Shelia’s instructions about the medication, her telling me the prescription should be waiting at the pharmacy—very few of the details compute. I only absorb the pain of Edward’s betrayal. It batters me from the inside, pounding the tender muscle in my chest again and again. The beating of my heart.

In a daze, I disconnect the call and drop to the front step with a thud, the winter air drying tears on my cheeks into stiff tracks. A pain so visceral it literally steals my breath spears right through me. My mind reels, replaying every moment since the day Edward and I met on campus, finding the thread that runs through good and hard years, through three delivery rooms and nearly two decades under the same roof, sharing the same bed. I’m tired of gripping that thread, searching for the moment things started to change. I only know they did; he did, and his deceit has unraveled our lives completely.

I’ve been so stupid. All the nights I wondered why he didn’t want to sleep with me, and he was fucking someone else. The irony of me practically begging him to make love to me the night of the Christmas party. Now I understand his comments about vaginal rejuvenation weren’t just simple cruelty. He was redirecting; distracting me from his duplicity by making me feel inadequate, deliberately planting seeds of insecurity so I focused on me and not on the shit he was up to.
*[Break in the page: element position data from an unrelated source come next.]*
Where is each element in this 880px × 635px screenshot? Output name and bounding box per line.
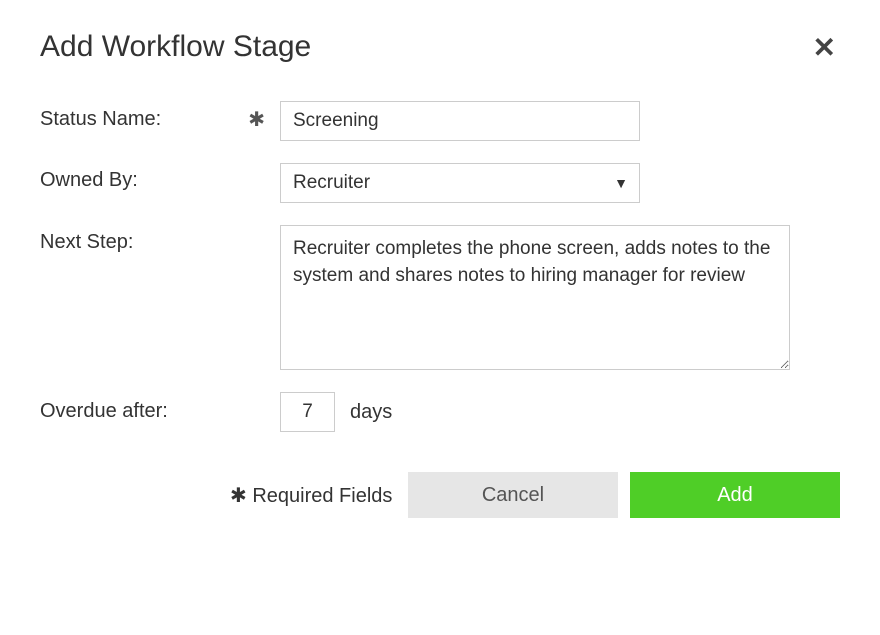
next-step-textarea[interactable]	[280, 225, 790, 370]
overdue-after-input[interactable]	[280, 392, 335, 432]
cancel-button[interactable]: Cancel	[408, 472, 618, 518]
owned-by-value: Recruiter	[293, 172, 370, 194]
overdue-after-label: Overdue after:	[40, 400, 168, 423]
status-name-input[interactable]	[280, 101, 640, 141]
required-star-icon: ✱	[248, 107, 265, 132]
owned-by-label: Owned By:	[40, 169, 138, 192]
required-fields-note: ✱ Required Fields	[230, 483, 392, 508]
add-button[interactable]: Add	[630, 472, 840, 518]
owned-by-select[interactable]: Recruiter	[280, 163, 640, 203]
close-icon[interactable]: ✕	[809, 30, 840, 66]
overdue-unit-label: days	[350, 401, 392, 424]
dialog-title: Add Workflow Stage	[40, 30, 311, 64]
next-step-label: Next Step:	[40, 231, 133, 254]
chevron-down-icon: ▼	[614, 175, 628, 191]
status-name-label: Status Name:	[40, 108, 161, 131]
My paranoia that sprang from his odd behavior the last two years wasn’t paranoia at all, but intuition. Instinct I was too afraid to follow to its natural conclusion.

It’s not even the infection itself that makes me feel dirty. It’s his betrayal. I feel stained not by what he has given me, but by what he has taken away. What he withheld from me when I held nothing back from him and gave everything to the life we promised we’d build together.

The hurt settles like sediment, sinking all the way to the bottom of me, and solidifies into rage. Not only has he put our financial security at risk, left the girls and me completely vulnerable, but he has violated me in the most egregious way. Not just breaking our vows, but defiling what was supposed to be sacred between our bodies and our hearts.